Downy mildew

What downy mildew looks like on leaves.

Last year I grew a new sweet basil named Dolce Fresca and loved its self-branching, compact habit. Its flavor was just like Genovese, the standard for all large-leafed basils.

But in late August, the leaves suddenly turned brown and the plants looked like they were dying. Diagnosis: downy mildew, something I’d never seen before.

Here are some notes on preventing this disease, and what to do if you get it.

Basil downy mildew is caused by the fungus-like pathogen Peronospora belbahrii. This disease can survive the winter only in warm weather areas; but the spores can ride long distances on moist air currents, and that’s how it gets to North Carolina. Year-round greenhouses and un-treated seeds may also be sources for infection.

Downy mildew causes lower leaves to turn yellow, after which dark spots appear. The disease moves up the plant and will eventually kill it, if not treated.

Downy mildew likes high humidity and warm temperatures, so most of the damage typically occurs in late summer. No resistant varieties of sweet basil are available. Some flavored and dark-leaf basils have been found to be less susceptible, but they don’t necessarily make good-tasting pesto.

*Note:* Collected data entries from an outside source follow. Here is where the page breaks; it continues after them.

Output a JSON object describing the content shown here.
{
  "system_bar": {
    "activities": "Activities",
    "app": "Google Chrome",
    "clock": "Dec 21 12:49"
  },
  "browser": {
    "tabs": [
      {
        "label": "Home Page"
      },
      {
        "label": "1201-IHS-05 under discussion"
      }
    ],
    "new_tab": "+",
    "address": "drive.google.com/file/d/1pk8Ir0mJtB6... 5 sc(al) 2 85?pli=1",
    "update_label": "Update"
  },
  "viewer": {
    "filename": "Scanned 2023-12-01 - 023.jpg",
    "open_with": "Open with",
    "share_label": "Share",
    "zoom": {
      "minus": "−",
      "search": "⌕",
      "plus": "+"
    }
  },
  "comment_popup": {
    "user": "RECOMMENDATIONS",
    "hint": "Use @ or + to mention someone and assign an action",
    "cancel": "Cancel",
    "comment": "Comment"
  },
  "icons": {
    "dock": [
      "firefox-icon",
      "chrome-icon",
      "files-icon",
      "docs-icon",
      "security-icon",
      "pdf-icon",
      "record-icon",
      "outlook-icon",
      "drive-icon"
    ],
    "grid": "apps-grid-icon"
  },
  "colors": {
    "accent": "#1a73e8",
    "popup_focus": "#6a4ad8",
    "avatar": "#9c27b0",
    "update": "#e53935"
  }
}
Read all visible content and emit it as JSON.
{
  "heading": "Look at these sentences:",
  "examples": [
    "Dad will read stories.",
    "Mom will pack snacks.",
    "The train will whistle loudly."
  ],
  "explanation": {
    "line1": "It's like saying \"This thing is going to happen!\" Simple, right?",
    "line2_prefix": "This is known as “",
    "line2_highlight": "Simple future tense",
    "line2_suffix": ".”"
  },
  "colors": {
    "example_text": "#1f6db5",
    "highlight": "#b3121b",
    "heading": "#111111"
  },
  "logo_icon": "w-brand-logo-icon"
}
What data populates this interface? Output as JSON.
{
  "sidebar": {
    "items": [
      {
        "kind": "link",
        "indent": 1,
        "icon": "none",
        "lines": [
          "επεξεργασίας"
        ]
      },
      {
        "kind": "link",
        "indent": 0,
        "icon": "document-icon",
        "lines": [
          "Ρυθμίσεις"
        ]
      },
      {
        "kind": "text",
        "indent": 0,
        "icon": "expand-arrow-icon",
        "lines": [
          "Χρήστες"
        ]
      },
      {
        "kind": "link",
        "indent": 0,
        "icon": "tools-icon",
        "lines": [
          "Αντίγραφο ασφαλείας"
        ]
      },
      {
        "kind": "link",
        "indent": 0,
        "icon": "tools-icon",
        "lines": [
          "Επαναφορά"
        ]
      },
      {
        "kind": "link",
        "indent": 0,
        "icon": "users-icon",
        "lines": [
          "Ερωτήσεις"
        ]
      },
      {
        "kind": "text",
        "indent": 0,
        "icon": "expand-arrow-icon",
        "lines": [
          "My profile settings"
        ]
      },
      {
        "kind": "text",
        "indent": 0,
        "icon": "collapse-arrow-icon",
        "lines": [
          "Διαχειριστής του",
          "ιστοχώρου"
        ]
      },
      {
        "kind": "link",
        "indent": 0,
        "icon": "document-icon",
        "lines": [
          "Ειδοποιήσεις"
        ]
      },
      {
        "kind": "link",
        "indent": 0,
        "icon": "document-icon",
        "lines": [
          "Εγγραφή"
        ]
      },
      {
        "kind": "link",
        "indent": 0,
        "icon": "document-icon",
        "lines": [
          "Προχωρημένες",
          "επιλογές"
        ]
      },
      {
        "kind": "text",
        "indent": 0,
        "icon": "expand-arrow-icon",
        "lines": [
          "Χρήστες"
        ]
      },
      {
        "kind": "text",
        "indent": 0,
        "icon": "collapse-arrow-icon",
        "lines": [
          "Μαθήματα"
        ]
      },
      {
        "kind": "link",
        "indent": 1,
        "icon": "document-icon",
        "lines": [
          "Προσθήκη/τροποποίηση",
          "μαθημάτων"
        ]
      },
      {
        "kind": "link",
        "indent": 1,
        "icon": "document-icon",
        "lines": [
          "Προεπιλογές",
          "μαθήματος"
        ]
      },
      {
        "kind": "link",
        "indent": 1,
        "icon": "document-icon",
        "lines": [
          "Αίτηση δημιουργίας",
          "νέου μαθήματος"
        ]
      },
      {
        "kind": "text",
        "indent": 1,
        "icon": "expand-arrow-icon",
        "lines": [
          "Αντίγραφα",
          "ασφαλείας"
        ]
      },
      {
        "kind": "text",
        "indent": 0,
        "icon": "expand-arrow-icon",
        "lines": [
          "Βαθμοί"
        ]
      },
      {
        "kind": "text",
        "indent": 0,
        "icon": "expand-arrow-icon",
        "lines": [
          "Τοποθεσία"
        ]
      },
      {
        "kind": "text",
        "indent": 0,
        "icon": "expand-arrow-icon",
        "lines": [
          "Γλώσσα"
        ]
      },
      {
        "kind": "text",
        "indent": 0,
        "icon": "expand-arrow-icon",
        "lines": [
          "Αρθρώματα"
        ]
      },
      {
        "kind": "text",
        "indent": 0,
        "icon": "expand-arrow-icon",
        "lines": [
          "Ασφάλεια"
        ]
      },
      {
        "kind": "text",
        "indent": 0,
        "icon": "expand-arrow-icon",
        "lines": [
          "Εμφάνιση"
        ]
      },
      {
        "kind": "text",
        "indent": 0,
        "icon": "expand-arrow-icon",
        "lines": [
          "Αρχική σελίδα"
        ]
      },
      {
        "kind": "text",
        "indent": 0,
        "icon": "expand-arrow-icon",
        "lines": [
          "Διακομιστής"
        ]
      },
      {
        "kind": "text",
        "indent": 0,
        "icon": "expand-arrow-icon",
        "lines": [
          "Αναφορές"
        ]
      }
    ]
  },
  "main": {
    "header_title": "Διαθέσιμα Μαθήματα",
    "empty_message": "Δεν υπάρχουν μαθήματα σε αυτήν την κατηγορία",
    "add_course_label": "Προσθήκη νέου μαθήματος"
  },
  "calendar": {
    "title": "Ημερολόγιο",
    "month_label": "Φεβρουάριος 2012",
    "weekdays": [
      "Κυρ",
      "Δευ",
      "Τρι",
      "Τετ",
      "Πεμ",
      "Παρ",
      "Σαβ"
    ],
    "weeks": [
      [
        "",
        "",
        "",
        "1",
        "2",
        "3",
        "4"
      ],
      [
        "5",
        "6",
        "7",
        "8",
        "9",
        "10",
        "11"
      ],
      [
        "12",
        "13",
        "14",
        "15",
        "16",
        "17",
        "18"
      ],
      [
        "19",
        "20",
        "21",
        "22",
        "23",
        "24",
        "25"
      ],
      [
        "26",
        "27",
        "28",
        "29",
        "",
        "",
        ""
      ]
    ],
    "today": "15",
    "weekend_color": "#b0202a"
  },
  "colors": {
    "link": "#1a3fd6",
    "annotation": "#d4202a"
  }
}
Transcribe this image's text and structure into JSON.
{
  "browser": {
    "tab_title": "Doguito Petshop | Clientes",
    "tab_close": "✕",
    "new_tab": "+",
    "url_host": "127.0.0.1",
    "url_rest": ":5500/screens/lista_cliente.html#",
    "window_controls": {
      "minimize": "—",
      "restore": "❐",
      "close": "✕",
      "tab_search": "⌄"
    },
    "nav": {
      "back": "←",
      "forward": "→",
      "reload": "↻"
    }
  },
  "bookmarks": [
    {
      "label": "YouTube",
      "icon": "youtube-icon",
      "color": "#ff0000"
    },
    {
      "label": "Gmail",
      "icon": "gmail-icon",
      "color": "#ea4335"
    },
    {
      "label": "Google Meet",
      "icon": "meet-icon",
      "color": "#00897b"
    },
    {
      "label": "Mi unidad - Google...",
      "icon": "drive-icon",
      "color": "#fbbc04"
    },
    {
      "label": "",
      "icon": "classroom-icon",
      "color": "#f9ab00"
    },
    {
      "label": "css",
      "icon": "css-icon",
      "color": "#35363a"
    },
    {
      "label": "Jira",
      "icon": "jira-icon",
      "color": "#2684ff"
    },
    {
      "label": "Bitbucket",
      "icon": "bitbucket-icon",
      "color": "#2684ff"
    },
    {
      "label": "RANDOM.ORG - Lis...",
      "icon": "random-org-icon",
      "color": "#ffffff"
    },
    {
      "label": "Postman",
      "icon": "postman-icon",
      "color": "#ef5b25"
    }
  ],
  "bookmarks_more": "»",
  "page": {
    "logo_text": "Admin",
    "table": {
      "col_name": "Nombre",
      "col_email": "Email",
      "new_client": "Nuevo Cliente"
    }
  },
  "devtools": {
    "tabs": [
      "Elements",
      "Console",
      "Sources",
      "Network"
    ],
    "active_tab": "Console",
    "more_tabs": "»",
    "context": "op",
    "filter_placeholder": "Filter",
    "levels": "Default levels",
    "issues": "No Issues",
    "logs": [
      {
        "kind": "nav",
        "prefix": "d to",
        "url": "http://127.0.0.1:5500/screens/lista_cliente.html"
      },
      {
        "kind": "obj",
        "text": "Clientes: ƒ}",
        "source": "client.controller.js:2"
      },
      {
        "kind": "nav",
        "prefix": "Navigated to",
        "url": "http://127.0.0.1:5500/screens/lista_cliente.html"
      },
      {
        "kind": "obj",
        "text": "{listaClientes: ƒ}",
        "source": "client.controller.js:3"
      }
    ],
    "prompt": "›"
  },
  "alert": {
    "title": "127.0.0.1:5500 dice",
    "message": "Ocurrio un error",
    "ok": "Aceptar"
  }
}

To help prevent the disease, water the base of the plant instead of from overhead, and water only in the morning so the foliage dries quickly. Spacing plants to allow good air circulation will also help.

The most effective prevention is a spray program starting in June, making sure to get good coverage on both sides of the leaves. Because downy mildew isn’t truly a fungus, many popular fungicides will not control it.

Two organic options that work are copper sulfate and bacillus subtilus (like Serenade) and chlorothalonil-containing products (like Daconil) are also effective. Once an infection occurs, the only remedy is to regularly spray one of these products per the instructions on the label.

In my case, almost all the leaves were brown before I realized what was happening. I removed the infected foliage and sprayed the plants thoroughly according to the directions on the label (including the time interval between application and harvest.)

After that, good green leaves re-appeared, but that took several weeks, and during that time the plants were, as they say in France, “très uglée.”

So next year I’ll monitor them more closely and start a spray program at the first sign of trouble.